Maar hij ziet zichzelf niet als een pessimist. ‘Een pessimist is iemand die zegt dat het altijd allemaal slecht gaat. Dat ben ik niet, al ben ik ook geen optimist. Het is cliché, maar ik zou zeggen dat ik een realist ben.’
‘Soms is het goed om pessimistisch te zijn, omdat je dan misschien meer getriggerd bent om effectief iets te doen.’
‘Ik heb wel het gevoel dat de wereld serieus de verkeerde kant op gaat. Natuurlijk hoop ik dat alles goed zal komen, maar ik denk dat je een beetje naïef moet zijn om te denken dat we hier makkelijk uit raken.
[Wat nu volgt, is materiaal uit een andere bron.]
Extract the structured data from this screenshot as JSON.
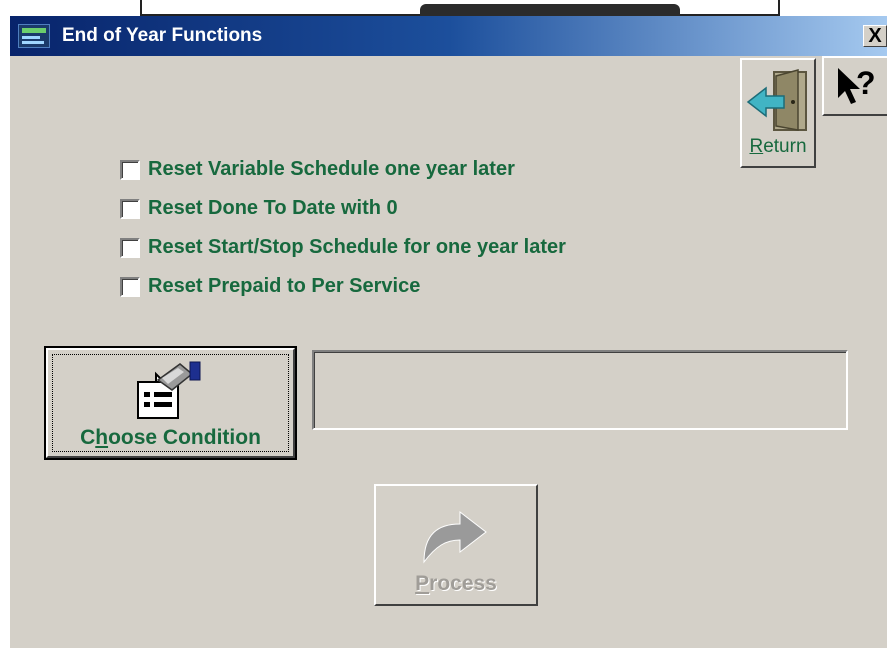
{
  "window": {
    "title": "End of Year Functions",
    "close_glyph": "X",
    "title_icon": "app-logo-icon"
  },
  "toolbar": {
    "help_icon": "help-pointer-icon",
    "return_label_first": "R",
    "return_label_rest": "eturn",
    "return_icon": "door-exit-icon"
  },
  "options": {
    "items": [
      {
        "label": "Reset Variable Schedule one year later",
        "checked": false
      },
      {
        "label": "Reset Done To Date with 0",
        "checked": false
      },
      {
        "label": "Reset Start/Stop Schedule for one year later",
        "checked": false
      },
      {
        "label": "Reset Prepaid to Per Service",
        "checked": false
      }
    ]
  },
  "condition": {
    "button_label_first": "C",
    "button_label_accel": "h",
    "button_label_rest": "oose Condition",
    "button_icon": "form-edit-icon",
    "field_value": ""
  },
  "process": {
    "label_first": "P",
    "label_rest": "rocess",
    "icon": "curved-arrow-icon",
    "enabled": false
  },
  "colors": {
    "label_green": "#17693e",
    "dialog_gray": "#d4d0c8",
    "title_blue": "#08246b",
    "disabled_text": "#a09d98"
  }
}
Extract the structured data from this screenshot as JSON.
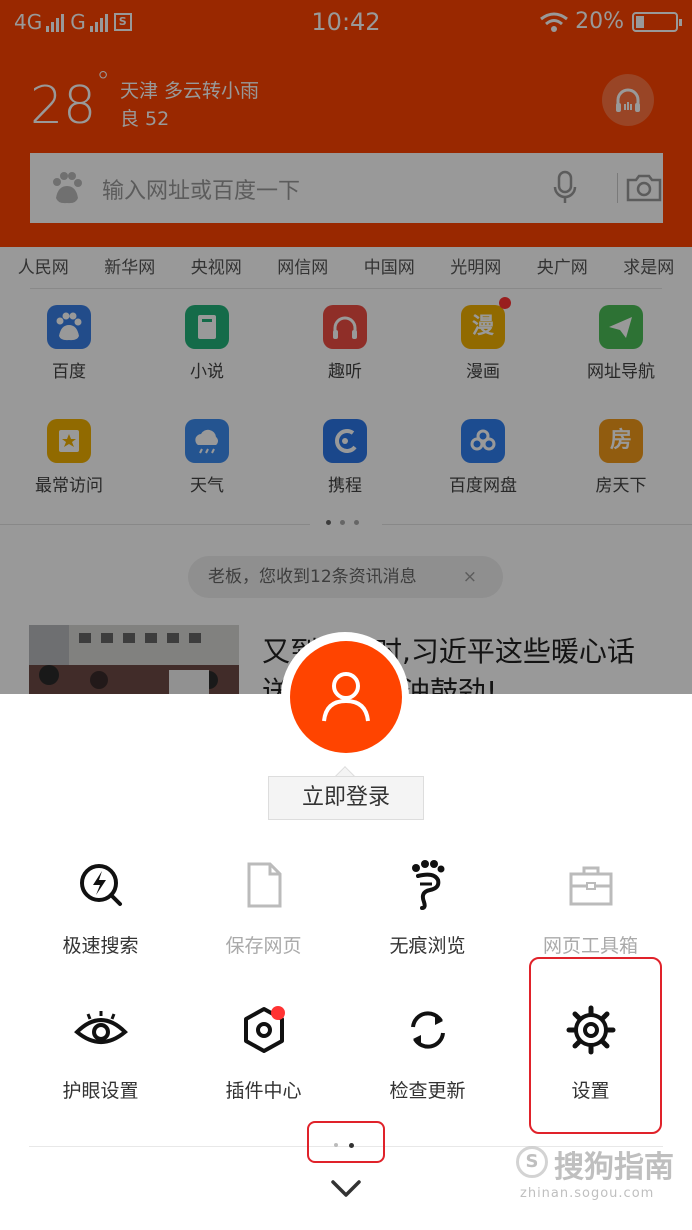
{
  "status_bar": {
    "network1": "4G",
    "network2": "G",
    "sim_glyph": "S",
    "time": "10:42",
    "battery": "20%",
    "battery_level": 0.2
  },
  "weather": {
    "temperature": "28",
    "degree": "°",
    "location_condition": "天津 多云转小雨",
    "air_quality": "良 52"
  },
  "search": {
    "placeholder": "输入网址或百度一下"
  },
  "quick_links": [
    "人民网",
    "新华网",
    "央视网",
    "网信网",
    "中国网",
    "光明网",
    "央广网",
    "求是网"
  ],
  "apps": [
    {
      "label": "百度",
      "icon": "baidu-paw-icon",
      "color": "#3a7fe6"
    },
    {
      "label": "小说",
      "icon": "book-icon",
      "color": "#22b37a"
    },
    {
      "label": "趣听",
      "icon": "headphones-icon",
      "color": "#ee4d44"
    },
    {
      "label": "漫画",
      "icon": "comic-icon",
      "glyph": "漫",
      "color": "#f2b100",
      "badge": true
    },
    {
      "label": "网址导航",
      "icon": "paper-plane-icon",
      "color": "#4cbf57"
    },
    {
      "label": "最常访问",
      "icon": "star-icon",
      "color": "#f2b100"
    },
    {
      "label": "天气",
      "icon": "cloud-rain-icon",
      "color": "#3d8df0"
    },
    {
      "label": "携程",
      "icon": "ctrip-icon",
      "color": "#2c77e8"
    },
    {
      "label": "百度网盘",
      "icon": "cloud-disk-icon",
      "color": "#2f7ff0"
    },
    {
      "label": "房天下",
      "icon": "house-icon",
      "glyph": "房",
      "color": "#f29a1a"
    }
  ],
  "notice": {
    "text": "老板，您收到12条资讯消息",
    "close": "×"
  },
  "news": {
    "title": "又到高考时,习近平这些暖心话送给学子加油鼓劲!"
  },
  "account": {
    "login_label": "立即登录"
  },
  "menu": [
    {
      "label": "极速搜索",
      "icon": "lightning-search-icon",
      "enabled": true
    },
    {
      "label": "保存网页",
      "icon": "document-icon",
      "enabled": false
    },
    {
      "label": "无痕浏览",
      "icon": "footprint-icon",
      "enabled": true
    },
    {
      "label": "网页工具箱",
      "icon": "toolbox-icon",
      "enabled": false
    },
    {
      "label": "护眼设置",
      "icon": "eye-icon",
      "enabled": true
    },
    {
      "label": "插件中心",
      "icon": "plugin-hexagon-icon",
      "enabled": true,
      "badge": true
    },
    {
      "label": "检查更新",
      "icon": "refresh-icon",
      "enabled": true
    },
    {
      "label": "设置",
      "icon": "gear-icon",
      "enabled": true
    }
  ],
  "pager": {
    "pages": 2,
    "current": 2
  },
  "watermark": {
    "glyph": "S",
    "brand": "搜狗指南",
    "url": "zhinan.sogou.com"
  },
  "colors": {
    "brand": "#ff4400",
    "highlight": "#e0222a"
  }
}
Hoeveel mensen gaan er niet in de problemen komen omdat hun land, of de streek waar ze wonen, gewoon fysiek niet meer leefbaar is? Die gaan allemaal, terecht, een ander leven zoeken.’
‘Water wordt het goud of de olie van de toekomst’, voorspelt Boccanegra. ‘Als je drie dagen lang niet drinkt, ga je dood. Zo simpel is het. Mensen beseffen niet dat iedereen in elke maatschappij in staat is tot geweld, zolang alle parameters maar aanwezig zijn.’
‘Als je zegt dat het wel goed komt, op wat baseer je je dan? Op het feit dat je je eigen peace of mind wil behouden? Soms is het goed om pessimistisch te zijn, omdat je dan misschien meer getriggerd gaat zijn om effectief iets te doen.’